I generally write applications for an apache/modwsgi/nginx stack. If I have a caching problem, I just restart apache and voila, my python files are re-interpreted. I don't remember the commands to restart apache on all of my different boxes (mac's, ubuntu, centos, etc), and I shouldn't need to.
That is what command line aliases are for...
In python you generally write the code, run it, and if that doesn't work you start over. You don't edit the code in real time. That means you are knowingly saving the source and changing contexts to run it.
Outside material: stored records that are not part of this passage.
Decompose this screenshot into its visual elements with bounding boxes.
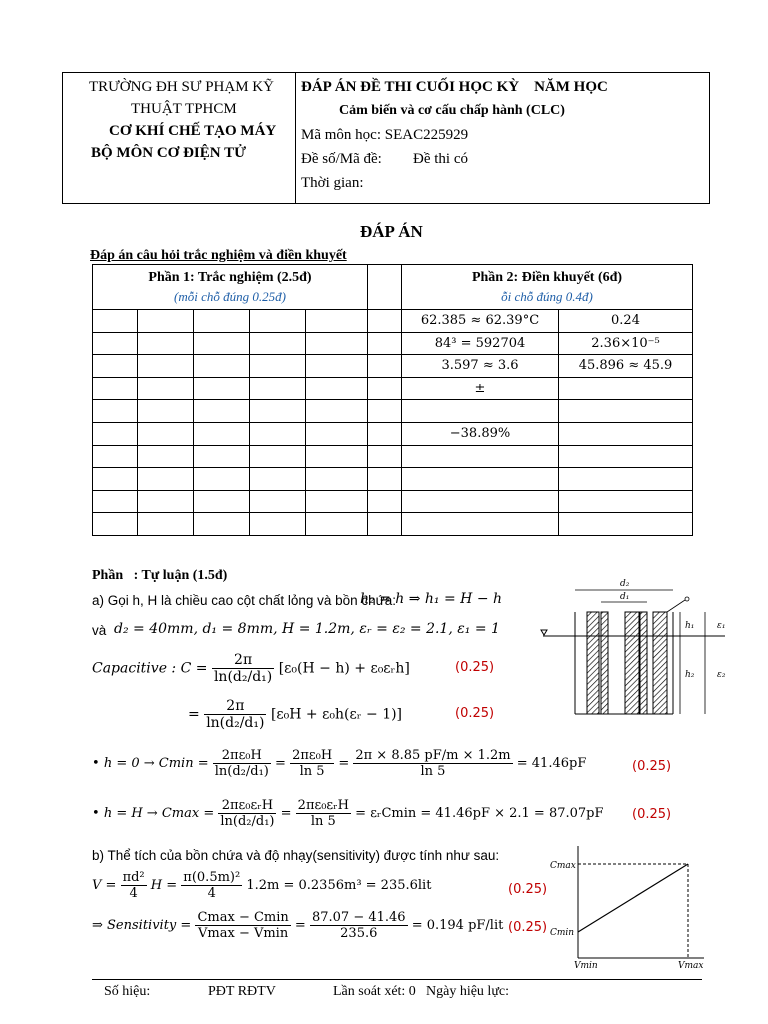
capacitive-equation-2: = $\frac{2\pi}{\text{ln(d₂/d₁)}}$ [ε₀H + ε₀h(εᵣ − 1)]	[188, 698, 403, 731]
answer-cell	[306, 422, 368, 445]
answer-rows	[93, 310, 693, 536]
sensitivity-equation: ⇒ Sensitivity = $\frac{Cmax - Cmin}{Vmax - Vmin}$ = $\frac{87.07 - 41.46}{235.6}$ = 0.194 pF/lit	[92, 910, 504, 941]
fill-answer-cell	[559, 490, 693, 513]
table-row	[93, 310, 693, 333]
fill-answer-cell: 45.896 ≈ 45.9	[559, 355, 693, 378]
cap1-num: 2π	[212, 652, 274, 669]
terminal-icon	[685, 597, 689, 601]
score-cap2: (0.25)	[455, 706, 495, 721]
cmin-result: = 41.46pF	[516, 756, 587, 771]
course-name: Cảm biến và cơ cấu chấp hành (CLC)	[339, 103, 565, 118]
answer-cell	[250, 355, 306, 378]
footer-doc-no: Số hiệu:	[104, 984, 151, 999]
fill-answer-cell: 2.36×10⁻⁵	[559, 332, 693, 355]
line-a2-math: d₂ = 40mm, d₁ = 8mm, H = 1.2m, εᵣ = ε₂ = 2.1, ε₁ = 1	[114, 621, 500, 637]
answer-cell	[306, 355, 368, 378]
inner-electrode	[625, 612, 639, 714]
exam-header	[62, 72, 710, 204]
sensitivity-result: = 0.194 pF/lit	[411, 918, 504, 933]
volume-f1-den: 4	[129, 886, 138, 901]
answer-cell	[93, 445, 138, 468]
table-row	[93, 332, 693, 355]
line-b-text: b) Thể tích của bồn chứa và độ nhạy(sensitivity) được tính như sau:	[92, 848, 500, 863]
linear-response-line	[578, 864, 688, 932]
cap2-num: 2π	[204, 698, 266, 715]
answer-cell	[93, 310, 138, 333]
fill-answer-cell	[559, 513, 693, 536]
cmin-lhs: h = 0 → Cmin =	[103, 756, 209, 771]
answer-cell	[138, 445, 194, 468]
capacitive-label: Capacitive : C =	[92, 660, 208, 677]
cmin-f1	[213, 748, 271, 779]
table-row	[93, 377, 693, 400]
answer-cell	[306, 400, 368, 423]
exam-code-label: Đề số/Mã đề:	[301, 151, 382, 167]
answer-cell	[194, 490, 250, 513]
answer-cell	[250, 377, 306, 400]
answer-cell	[93, 513, 138, 536]
footer-effective: Ngày hiệu lực:	[426, 984, 510, 999]
answer-cell	[368, 310, 402, 333]
fill-answer-cell: −38.89%	[402, 422, 559, 445]
cmin-f2-den: ln 5	[299, 764, 325, 779]
time-label: Thời gian:	[301, 175, 364, 191]
answer-cell	[368, 332, 402, 355]
volume-equation	[92, 870, 431, 901]
cmin-f3	[353, 748, 512, 779]
answer-cell	[306, 490, 368, 513]
label-e1: ε₁	[717, 621, 726, 631]
fill-answer-cell	[402, 468, 559, 491]
cmin-f1-num: 2πε₀H	[213, 748, 271, 764]
bullet-icon: •	[92, 806, 104, 821]
score-cap1: (0.25)	[455, 660, 495, 675]
inner-electrode-b	[640, 612, 647, 714]
fill-answer-cell	[559, 468, 693, 491]
volume-f1-num: πd²	[122, 870, 145, 885]
cap2-tail: [ε₀H + ε₀h(εᵣ − 1)]	[270, 706, 403, 723]
answer-cell	[368, 377, 402, 400]
part1-header	[93, 265, 368, 310]
fill-answer-cell: 62.385 ≈ 62.39°C	[402, 310, 559, 333]
answer-cell	[306, 468, 368, 491]
label-e2: ε₂	[717, 670, 726, 680]
cmax-lhs: h = H → Cmax =	[103, 806, 215, 821]
outer-electrode-left-inner	[601, 612, 608, 714]
fill-answer-cell	[402, 445, 559, 468]
cap1-fraction	[212, 652, 274, 685]
score-sensitivity: (0.25)	[508, 920, 548, 935]
table-row	[93, 400, 693, 423]
answer-cell	[368, 513, 402, 536]
fill-answer-cell	[402, 400, 559, 423]
answer-cell	[306, 377, 368, 400]
department-name: BỘ MÔN CƠ ĐIỆN TỬ	[91, 145, 247, 161]
exam-title: ĐÁP ÁN ĐỀ THI CUỐI HỌC KỲ NĂM HỌC	[301, 79, 608, 95]
cmax-f1	[218, 798, 276, 829]
part1-title: Phần 1: Trắc nghiệm (2.5đ)	[148, 269, 312, 285]
fill-answer-cell: ±	[402, 377, 559, 400]
sensitivity-f1-num: Cmax − Cmin	[197, 910, 289, 925]
answer-cell	[194, 310, 250, 333]
header-divider	[295, 73, 296, 203]
footer-review: Lần soát xét: 0	[333, 984, 416, 999]
cap1-tail: [ε₀(H − h) + ε₀εᵣh]	[278, 660, 410, 677]
label-vmax: Vmax	[678, 961, 704, 970]
answer-cell	[368, 468, 402, 491]
answer-cell	[138, 332, 194, 355]
fill-answer-cell	[402, 490, 559, 513]
label-cmin: Cmin	[550, 928, 575, 938]
table-row	[93, 513, 693, 536]
answer-cell	[93, 422, 138, 445]
cmin-f1-den: ln(d₂/d₁)	[214, 764, 269, 779]
cmax-f1-den: ln(d₂/d₁)	[220, 814, 275, 829]
volume-f2-num: π(0.5m)²	[183, 870, 241, 885]
line-a1-math: h₂ = h ⇒ h₁ = H − h	[360, 591, 503, 607]
answer-cell	[194, 513, 250, 536]
answer-cell	[368, 355, 402, 378]
answer-cell	[93, 400, 138, 423]
answer-cell	[194, 445, 250, 468]
answer-cell	[250, 445, 306, 468]
answer-cell	[250, 310, 306, 333]
cmax-f2-num: 2πε₀εᵣH	[297, 798, 350, 813]
answer-cell	[138, 490, 194, 513]
fill-answer-cell: 84³ = 592704	[402, 332, 559, 355]
answer-cell	[138, 513, 194, 536]
cmin-f3-num: 2π × 8.85 pF/m × 1.2m	[355, 748, 511, 763]
volume-f2-den: 4	[207, 886, 216, 901]
answer-cell	[306, 445, 368, 468]
sensitivity-f2-den: 235.6	[340, 926, 378, 941]
sensitivity-f1	[195, 910, 290, 941]
volume-f2	[181, 870, 242, 901]
fill-answer-cell: 0.24	[559, 310, 693, 333]
label-h1: h₁	[685, 621, 695, 631]
label-cmax: Cmax	[550, 861, 576, 871]
part2-note: ỗi chỗ đúng 0.4đ)	[501, 288, 593, 304]
part1-note: (mỗi chỗ đúng 0.25đ)	[174, 288, 286, 304]
answer-cell	[138, 377, 194, 400]
bullet-icon: •	[92, 756, 104, 771]
footer-divider	[92, 979, 702, 980]
score-cmax: (0.25)	[632, 807, 672, 822]
header-gap-cell	[368, 265, 402, 310]
answer-cell	[138, 355, 194, 378]
label-vmin: Vmin	[574, 961, 598, 970]
fill-answer-cell	[559, 377, 693, 400]
cap2-fraction	[204, 698, 266, 731]
answer-cell	[194, 377, 250, 400]
outer-electrode-right	[653, 612, 667, 714]
cmax-f2-den: ln 5	[310, 814, 336, 829]
answer-cell	[93, 468, 138, 491]
school-name-line1: TRƯỜNG ĐH SƯ PHẠM KỸ	[89, 79, 274, 95]
answer-subtitle: Đáp án câu hỏi trắc nghiệm và điền khuyết	[90, 248, 347, 263]
cmax-f2	[296, 798, 351, 829]
answer-cell	[93, 332, 138, 355]
cmin-equation: • h = 0 → Cmin = $\frac{\text{2πε₀H}}{\text{ln(d₂/d₁)}}$ = $\frac{\text{2πε₀H}}{\ln 5}$ = $\frac{2\pi \times 8.85 pF/m \times 1.2m}{\ln 5}$ = 41.46pF	[92, 748, 587, 779]
answer-cell	[250, 513, 306, 536]
cmax-result: = εᵣCmin = 41.46pF × 2.1 = 87.07pF	[355, 806, 604, 821]
answer-cell	[194, 422, 250, 445]
fill-answer-cell	[402, 513, 559, 536]
answer-cell	[250, 422, 306, 445]
label-h2: h₂	[685, 670, 695, 680]
answer-cell	[368, 445, 402, 468]
volume-result: 1.2m = 0.2356m³ = 235.6lit	[246, 878, 432, 893]
fill-answer-cell	[559, 400, 693, 423]
score-cmin: (0.25)	[632, 759, 672, 774]
leader-line	[667, 600, 685, 612]
label-d2: d₂	[620, 579, 630, 589]
answer-cell	[93, 490, 138, 513]
sensitivity-f1-den: Vmax − Vmin	[198, 926, 289, 941]
table-row	[93, 422, 693, 445]
answer-cell	[138, 400, 194, 423]
cmin-f3-den: ln 5	[420, 764, 446, 779]
answer-cell	[250, 468, 306, 491]
cap1-den: ln(d₂/d₁)	[213, 669, 273, 685]
answer-cell	[194, 468, 250, 491]
answer-table	[92, 264, 693, 536]
line-a1-text: a) Gọi h, H là chiều cao cột chất lỏng và bồn chứa:	[92, 593, 396, 608]
faculty-name: CƠ KHÍ CHẾ TẠO MÁY	[109, 123, 277, 139]
page-title: ĐÁP ÁN	[360, 222, 423, 241]
answer-cell	[306, 310, 368, 333]
answer-cell	[368, 422, 402, 445]
cap2-den: ln(d₂/d₁)	[206, 715, 265, 731]
outer-electrode-left	[587, 612, 599, 714]
score-volume: (0.25)	[508, 882, 548, 897]
answer-cell	[250, 490, 306, 513]
label-d1: d₁	[620, 592, 630, 602]
volume-f1	[121, 870, 147, 901]
sensitivity-f2	[310, 910, 408, 941]
fill-answer-cell: 3.597 ≈ 3.6	[402, 355, 559, 378]
capacitance-volume-graph	[548, 838, 710, 970]
answer-cell	[306, 513, 368, 536]
answer-cell	[194, 332, 250, 355]
part2-header	[402, 265, 693, 310]
course-code: Mã môn học: SEAC225929	[301, 127, 469, 143]
answer-cell	[306, 332, 368, 355]
part3-heading: Phần : Tự luận (1.5đ)	[92, 568, 228, 583]
line-a2-text: và	[92, 623, 107, 638]
volume-mid: H =	[150, 878, 178, 893]
table-row	[93, 468, 693, 491]
footer-unit: PĐT RĐTV	[208, 984, 276, 999]
sensitivity-f2-num: 87.07 − 41.46	[311, 910, 406, 925]
part2-title: Phần 2: Điền khuyết (6đ)	[471, 269, 623, 285]
fill-answer-cell	[559, 445, 693, 468]
fill-answer-cell	[559, 422, 693, 445]
answer-cell	[194, 355, 250, 378]
level-marker-icon	[541, 630, 547, 635]
table-row	[93, 490, 693, 513]
tank-diagram	[535, 572, 741, 730]
answer-cell	[194, 400, 250, 423]
capacitive-equation-1	[92, 652, 410, 685]
answer-cell	[250, 332, 306, 355]
answer-cell	[250, 400, 306, 423]
cmin-f2-num: 2πε₀H	[292, 748, 333, 763]
answer-cell	[138, 468, 194, 491]
answer-cell	[93, 355, 138, 378]
answer-cell	[368, 400, 402, 423]
answer-cell	[93, 377, 138, 400]
answer-cell	[138, 422, 194, 445]
answer-cell	[368, 490, 402, 513]
school-name-line2: THUẬT TPHCM	[131, 101, 237, 117]
table-row	[93, 445, 693, 468]
table-row	[93, 355, 693, 378]
answer-cell	[138, 310, 194, 333]
cmin-f2	[290, 748, 334, 779]
volume-lhs: V =	[92, 878, 117, 893]
cmax-equation: • h = H → Cmax = $\frac{\text{2πε₀εᵣH}}{\text{ln(d₂/d₁)}}$ = $\frac{\text{2πε₀εᵣH}}{\ln 5}$ = εᵣCmin = 41.46pF × 2.1 = 87.07pF	[92, 798, 604, 829]
cmax-f1-num: 2πε₀εᵣH	[218, 798, 276, 814]
sensitivity-lhs: ⇒ Sensitivity =	[92, 918, 192, 933]
exam-code-value: Đề thi có	[413, 151, 468, 167]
I am betting that you are editing your source from a Graphical IDE instead of a command-line editor like vi or emacs (I might be wrong, and I'm not saying there is anything 'wrong' with that). I only write iOS applications using an IDE, everything else I stick to ViM. Why? Because then I am always on the command line, and I am not distracted by anything (animations, mouse pointers, notifications). I finish writing my code, i quickly type ':wq' (write and quit), and then quickly type 'restartweb' (actually i usually type 're' then <\tab> to auto-complete) which is my alias to whatever the command to restart apache is. Voila my python is reinterpreted.
My point is that you should probably keep it simple and use something like an alias to solve your problem. It might not be the coolest thing you could do. But it is what Ninja coders have been doing for the last 20 years to get work done fast and simple.
Now obviously I only suggested a solution for apache, and I have never used web.py before. But the same possible solution still applies. Make a bash script that goes in your project directory, call it something like restart.bash. In it put something like:
rm -r *.pyc
Which will recursively remove all compiled pyc files, forcing your app to reload. Then make an alias in your ~/.bashrc that runs that file
alias restartproject="bash /full/path/to/restart.bash"
Magical, now you have a solution that works everywhere, regardless of which type of web server you choose to run your application from.
Now you have a solution that works everywhere but on a Windows IIS server. And if you are trying to run python from Windows, you should probably Stahp! hugz
We are using virtualenv right? :) We want to keep our python nice and system-agnostic so we can sell it to anyone right? :) And you should really check out ViM and emacs if you don't use them... you will bang your head against the wall for a week getting used to it, then never want to touch a mouse again after that.